A Justiça Federal suspendeu parte de uma resolução do Conselho Federal de Medicina (CFM) que permitia que gestantes fossem submetidas a intervenções médicas contra a vontade delas, destaca o jornal O Estado de S. Paulo. A decisão foi proferida na terça-feira, 17, e atende a pedido do Ministério Público Federal (MPF). Ainda cabe recurso.
A resolução foi publicada em setembro e estabelece normas éticas para a recusa terapêutica por pacientes e objeção de consciência na relação médico-paciente. O artigo 5.º da norma foi o que criou polêmica e levou o MPF a entrar na Justiça. No trecho, o CFM determina que a recusa do paciente a um tratamento ou intervenção pode não ser aceita pelo médico “quando caracterizar abuso de direito” e destaca que, no caso de gestante, essa análise deve ser feita “na perspectiva do binômio mãe/feto, podendo o ato de vontade da mãe caracterizar abuso de direito dela em relação ao feto”. Na prática, o médico estaria autorizado a realizar intervenções contrárias à vontade da mulher sob o argumento de benefício ao feto.
Para o MPF, esse e outros trechos da resolução, quando aplicados à gestante, “trazem sérios riscos, visto que permitem a adoção de procedimentos médicos coercitivos ou não consentidos, caracterizadores de violação dos direitos fundamentais das mulheres”. Os procuradores destacaram que a norma pode favorecer procedimentos desnecessários no parto, como a episiotomia (corte entre a vagina e o ânus feito para facilitar a passagem do bebê) e a administração do soro de ocitocina (usado para induzir e acelerar o trabalho de parto).
Liberdade de escolha
A tese foi aceita pelo juiz federal Hong Kou Hen, da 8ª Vara Cível Federal de São Paulo, que, em sua decisão, destacou que a regra do CFM, “mesmo que indiretamente, resulta na ilegal restrição da liberdade de escolha terapêutica da gestante em relação ao parto”. Ele decidiu suspender o trecho do artigo 5.º que previa que a vontade da mãe poderia ser caracterizada como abuso de direito sobre o feto. A decisão também suspendeu parcialmente outros dois artigos da resolução: o 6.º e o 10.º.

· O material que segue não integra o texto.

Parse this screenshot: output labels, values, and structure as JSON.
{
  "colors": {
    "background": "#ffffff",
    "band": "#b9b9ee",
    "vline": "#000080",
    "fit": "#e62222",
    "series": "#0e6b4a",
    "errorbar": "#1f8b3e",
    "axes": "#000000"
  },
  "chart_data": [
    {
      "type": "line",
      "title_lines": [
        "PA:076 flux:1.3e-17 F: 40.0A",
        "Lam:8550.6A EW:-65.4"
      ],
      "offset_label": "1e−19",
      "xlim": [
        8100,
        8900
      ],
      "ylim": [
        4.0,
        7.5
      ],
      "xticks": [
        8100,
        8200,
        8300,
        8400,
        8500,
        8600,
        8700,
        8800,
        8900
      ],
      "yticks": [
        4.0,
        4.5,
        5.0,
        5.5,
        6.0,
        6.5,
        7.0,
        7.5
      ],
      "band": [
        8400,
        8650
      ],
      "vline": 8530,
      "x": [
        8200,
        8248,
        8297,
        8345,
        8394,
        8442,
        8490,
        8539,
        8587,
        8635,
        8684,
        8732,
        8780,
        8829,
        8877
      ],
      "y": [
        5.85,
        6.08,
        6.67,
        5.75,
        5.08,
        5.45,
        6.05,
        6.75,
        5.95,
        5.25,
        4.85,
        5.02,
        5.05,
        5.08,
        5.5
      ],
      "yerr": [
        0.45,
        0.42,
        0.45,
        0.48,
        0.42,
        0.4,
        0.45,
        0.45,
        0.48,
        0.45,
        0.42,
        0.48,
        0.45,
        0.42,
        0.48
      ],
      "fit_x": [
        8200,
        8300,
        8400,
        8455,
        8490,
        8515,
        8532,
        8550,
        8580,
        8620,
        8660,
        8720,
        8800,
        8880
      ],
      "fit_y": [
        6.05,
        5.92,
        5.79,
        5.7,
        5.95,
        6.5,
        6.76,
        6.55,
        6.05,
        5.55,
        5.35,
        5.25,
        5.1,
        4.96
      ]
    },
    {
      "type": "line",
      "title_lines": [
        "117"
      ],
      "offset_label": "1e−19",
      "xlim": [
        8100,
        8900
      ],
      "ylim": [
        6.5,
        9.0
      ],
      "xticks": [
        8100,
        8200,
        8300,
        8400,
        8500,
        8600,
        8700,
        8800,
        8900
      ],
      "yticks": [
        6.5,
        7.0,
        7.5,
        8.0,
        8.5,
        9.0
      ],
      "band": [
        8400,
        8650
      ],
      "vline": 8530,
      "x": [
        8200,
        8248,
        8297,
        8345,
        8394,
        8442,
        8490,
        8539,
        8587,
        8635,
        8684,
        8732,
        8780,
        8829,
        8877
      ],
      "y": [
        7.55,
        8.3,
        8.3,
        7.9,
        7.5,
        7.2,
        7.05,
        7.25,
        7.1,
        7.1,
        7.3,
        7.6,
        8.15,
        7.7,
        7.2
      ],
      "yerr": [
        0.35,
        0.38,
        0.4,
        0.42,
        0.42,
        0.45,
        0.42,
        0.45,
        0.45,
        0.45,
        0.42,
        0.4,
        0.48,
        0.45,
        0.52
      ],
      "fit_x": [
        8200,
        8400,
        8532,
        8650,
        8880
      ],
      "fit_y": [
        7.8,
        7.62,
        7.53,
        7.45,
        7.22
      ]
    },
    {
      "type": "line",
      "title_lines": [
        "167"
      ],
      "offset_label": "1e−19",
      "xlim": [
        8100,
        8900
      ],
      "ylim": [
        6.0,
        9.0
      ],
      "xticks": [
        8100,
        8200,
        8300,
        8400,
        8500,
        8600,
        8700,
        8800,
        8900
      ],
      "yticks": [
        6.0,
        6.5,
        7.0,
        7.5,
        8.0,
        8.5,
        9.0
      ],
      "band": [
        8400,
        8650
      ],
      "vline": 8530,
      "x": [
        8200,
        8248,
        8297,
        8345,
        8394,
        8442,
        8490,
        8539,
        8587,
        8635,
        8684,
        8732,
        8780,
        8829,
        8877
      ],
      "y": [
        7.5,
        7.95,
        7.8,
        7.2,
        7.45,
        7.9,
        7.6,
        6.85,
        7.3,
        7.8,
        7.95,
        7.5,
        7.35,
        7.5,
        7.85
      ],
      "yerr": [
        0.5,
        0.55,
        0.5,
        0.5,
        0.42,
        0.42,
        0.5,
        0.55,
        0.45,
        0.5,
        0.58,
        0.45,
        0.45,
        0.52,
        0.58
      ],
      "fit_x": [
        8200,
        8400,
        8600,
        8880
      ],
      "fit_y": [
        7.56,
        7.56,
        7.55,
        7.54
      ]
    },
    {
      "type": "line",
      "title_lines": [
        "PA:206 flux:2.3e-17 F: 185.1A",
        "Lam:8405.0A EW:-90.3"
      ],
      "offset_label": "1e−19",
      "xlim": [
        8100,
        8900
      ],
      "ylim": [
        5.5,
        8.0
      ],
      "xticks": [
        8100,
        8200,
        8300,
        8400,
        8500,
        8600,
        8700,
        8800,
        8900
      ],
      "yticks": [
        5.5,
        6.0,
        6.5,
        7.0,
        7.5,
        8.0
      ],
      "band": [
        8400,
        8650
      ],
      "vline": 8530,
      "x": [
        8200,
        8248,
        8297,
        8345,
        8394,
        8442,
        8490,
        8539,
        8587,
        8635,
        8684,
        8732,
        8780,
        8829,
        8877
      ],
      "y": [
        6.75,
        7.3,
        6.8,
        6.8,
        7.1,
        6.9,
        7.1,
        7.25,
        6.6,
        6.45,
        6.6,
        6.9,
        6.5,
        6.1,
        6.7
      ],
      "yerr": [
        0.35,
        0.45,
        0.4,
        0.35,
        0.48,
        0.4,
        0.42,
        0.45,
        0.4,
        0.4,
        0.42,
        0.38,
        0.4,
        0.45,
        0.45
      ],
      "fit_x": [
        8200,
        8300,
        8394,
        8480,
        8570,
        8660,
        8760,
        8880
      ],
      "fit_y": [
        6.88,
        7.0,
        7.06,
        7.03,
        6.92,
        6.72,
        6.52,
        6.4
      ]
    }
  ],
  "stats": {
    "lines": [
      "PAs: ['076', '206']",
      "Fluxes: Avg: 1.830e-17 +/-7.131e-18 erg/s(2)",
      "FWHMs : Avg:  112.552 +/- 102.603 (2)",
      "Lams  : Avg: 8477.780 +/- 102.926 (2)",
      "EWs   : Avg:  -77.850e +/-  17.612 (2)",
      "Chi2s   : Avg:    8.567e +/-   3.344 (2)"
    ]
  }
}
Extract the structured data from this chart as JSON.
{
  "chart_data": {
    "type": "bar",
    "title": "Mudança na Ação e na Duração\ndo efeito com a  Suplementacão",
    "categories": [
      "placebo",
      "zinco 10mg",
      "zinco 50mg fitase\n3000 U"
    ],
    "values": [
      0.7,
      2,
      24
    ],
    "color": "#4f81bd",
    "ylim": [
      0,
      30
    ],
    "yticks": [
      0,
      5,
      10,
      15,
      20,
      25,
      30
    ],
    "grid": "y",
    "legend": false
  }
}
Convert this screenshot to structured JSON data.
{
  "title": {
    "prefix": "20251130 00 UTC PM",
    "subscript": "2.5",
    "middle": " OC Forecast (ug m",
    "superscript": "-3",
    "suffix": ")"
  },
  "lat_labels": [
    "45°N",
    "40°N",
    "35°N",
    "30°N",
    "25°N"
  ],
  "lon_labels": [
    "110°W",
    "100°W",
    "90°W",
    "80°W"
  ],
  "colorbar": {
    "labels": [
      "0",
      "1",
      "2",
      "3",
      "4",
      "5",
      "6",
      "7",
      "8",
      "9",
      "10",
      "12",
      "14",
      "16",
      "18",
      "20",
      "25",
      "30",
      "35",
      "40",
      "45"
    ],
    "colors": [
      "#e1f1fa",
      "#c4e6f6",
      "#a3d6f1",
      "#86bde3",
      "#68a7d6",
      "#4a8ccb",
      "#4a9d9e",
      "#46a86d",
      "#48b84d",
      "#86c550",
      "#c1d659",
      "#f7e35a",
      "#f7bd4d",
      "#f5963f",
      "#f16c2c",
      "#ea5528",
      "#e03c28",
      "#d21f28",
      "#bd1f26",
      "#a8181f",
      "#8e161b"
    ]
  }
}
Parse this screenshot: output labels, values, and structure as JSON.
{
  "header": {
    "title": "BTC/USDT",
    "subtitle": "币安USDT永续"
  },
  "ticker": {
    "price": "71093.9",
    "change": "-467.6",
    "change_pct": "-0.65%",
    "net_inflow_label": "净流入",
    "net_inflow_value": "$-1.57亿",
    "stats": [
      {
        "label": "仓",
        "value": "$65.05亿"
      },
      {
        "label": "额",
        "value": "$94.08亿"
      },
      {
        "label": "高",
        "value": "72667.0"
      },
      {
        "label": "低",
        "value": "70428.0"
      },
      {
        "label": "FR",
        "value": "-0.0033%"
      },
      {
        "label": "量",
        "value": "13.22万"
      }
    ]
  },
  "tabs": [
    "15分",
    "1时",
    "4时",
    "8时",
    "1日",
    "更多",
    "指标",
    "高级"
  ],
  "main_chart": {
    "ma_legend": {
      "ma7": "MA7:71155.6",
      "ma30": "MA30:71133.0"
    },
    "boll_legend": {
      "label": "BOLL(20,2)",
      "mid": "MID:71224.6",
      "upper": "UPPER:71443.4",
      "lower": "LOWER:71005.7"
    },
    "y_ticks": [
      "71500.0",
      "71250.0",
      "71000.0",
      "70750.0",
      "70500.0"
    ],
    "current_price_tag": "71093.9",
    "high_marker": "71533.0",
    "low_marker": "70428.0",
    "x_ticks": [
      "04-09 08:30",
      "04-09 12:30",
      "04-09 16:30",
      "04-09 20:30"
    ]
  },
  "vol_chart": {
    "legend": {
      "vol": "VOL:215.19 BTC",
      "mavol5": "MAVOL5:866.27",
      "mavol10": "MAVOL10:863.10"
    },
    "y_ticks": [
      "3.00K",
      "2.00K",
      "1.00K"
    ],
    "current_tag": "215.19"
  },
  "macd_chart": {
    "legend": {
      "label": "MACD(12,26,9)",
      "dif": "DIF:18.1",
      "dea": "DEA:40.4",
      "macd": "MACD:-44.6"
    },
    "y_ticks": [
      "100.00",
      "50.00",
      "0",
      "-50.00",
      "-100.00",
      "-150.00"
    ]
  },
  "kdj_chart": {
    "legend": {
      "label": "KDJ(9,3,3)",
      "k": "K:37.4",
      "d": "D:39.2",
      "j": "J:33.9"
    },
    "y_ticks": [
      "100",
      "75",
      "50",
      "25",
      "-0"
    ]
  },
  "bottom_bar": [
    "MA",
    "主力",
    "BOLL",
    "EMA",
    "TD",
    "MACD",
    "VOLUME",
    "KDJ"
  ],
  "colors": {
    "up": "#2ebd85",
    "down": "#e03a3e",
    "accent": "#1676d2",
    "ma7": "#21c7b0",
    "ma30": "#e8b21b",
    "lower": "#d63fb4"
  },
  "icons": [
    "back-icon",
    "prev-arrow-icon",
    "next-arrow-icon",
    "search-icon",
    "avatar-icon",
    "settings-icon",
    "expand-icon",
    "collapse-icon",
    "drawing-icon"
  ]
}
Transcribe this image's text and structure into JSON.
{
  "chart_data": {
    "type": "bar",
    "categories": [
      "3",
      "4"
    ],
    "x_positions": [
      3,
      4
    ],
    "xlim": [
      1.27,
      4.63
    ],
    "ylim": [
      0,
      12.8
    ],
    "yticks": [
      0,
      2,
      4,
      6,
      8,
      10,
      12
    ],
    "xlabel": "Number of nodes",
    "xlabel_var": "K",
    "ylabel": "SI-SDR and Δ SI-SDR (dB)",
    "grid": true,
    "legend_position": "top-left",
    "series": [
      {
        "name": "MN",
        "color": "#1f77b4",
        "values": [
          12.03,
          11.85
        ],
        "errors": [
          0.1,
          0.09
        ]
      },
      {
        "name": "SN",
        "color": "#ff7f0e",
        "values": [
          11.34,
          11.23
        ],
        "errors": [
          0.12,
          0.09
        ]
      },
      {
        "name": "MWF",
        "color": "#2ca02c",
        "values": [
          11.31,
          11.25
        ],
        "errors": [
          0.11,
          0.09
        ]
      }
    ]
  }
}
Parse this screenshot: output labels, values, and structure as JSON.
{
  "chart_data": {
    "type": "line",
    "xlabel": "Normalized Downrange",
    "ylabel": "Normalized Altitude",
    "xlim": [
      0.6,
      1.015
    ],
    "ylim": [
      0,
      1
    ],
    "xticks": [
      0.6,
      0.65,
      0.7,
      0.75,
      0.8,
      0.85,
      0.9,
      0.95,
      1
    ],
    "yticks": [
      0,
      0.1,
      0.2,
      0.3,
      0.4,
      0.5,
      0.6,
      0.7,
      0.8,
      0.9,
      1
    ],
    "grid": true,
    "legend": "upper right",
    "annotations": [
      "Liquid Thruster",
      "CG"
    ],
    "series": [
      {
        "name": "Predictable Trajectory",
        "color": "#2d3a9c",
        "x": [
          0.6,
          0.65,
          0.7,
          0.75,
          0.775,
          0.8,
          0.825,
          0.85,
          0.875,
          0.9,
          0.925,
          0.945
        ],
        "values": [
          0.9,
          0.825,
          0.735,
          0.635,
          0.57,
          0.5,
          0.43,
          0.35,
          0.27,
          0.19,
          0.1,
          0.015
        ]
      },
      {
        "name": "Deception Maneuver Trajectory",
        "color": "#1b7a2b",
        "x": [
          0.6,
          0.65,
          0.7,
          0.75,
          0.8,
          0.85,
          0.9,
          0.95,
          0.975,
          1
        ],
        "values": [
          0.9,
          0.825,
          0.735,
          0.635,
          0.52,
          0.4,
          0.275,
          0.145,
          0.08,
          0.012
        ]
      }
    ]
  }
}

O juiz determinou ainda que a decisão tenha ampla divulgação à classe médica, incluindo publicação no site do CFM e dos conselhos regionais, sob pena de multa diária de R$ 1 mil em caso de descumprimento.
Reações
Procurado pelo Estado, o CFM disse que, até a noite de quarta-feira, 18, não havia sido notificado, mas que irá recorrer “apresentando os argumentos que justificam a criação da norma”.
A Federação Brasileira das Associações de Ginecologia e Obstetrícia (Febrasgo) não comentou a decisão, mas já havia se posicionado favorável à regra em setembro, quando a norma foi publicada. Na ocasião, a entidade afirmou que a norma “poderia auxiliar” os médicos da especialidade e fez recomendações aos seus associados com base nos artigos da resolução.
“Recomendamos aos colegas associados que, durante o atendimento obstétrico à parturientes, procure aplicar as melhores práticas obstétricas, respeitando os princípios da autonomia do paciente, mas não se esquecendo dos princípios da não maleficência e da proporcionalidade, que nos resguardam o direito de executar o que é recomendado cientificamente para o binômio mãe-feto”, dizia nota da entidade.
Para Débora Diniz, professora da Universidade de Brasília (UnB) e especialista em bioética, a norma do CFM é inconstitucional. A resolução, segundo ela, fere princípios fundamentais, como o direito à saúde e à dignidade humana. “A resolução mostra a intencionalidade moral de abuso de poder de um órgão normativo de classe como um órgão definidor de legislação impondo barreiras e restrições no campo das decisões reprodutivas das mulheres.” As informações são do jornal O Estado de S. Paulo.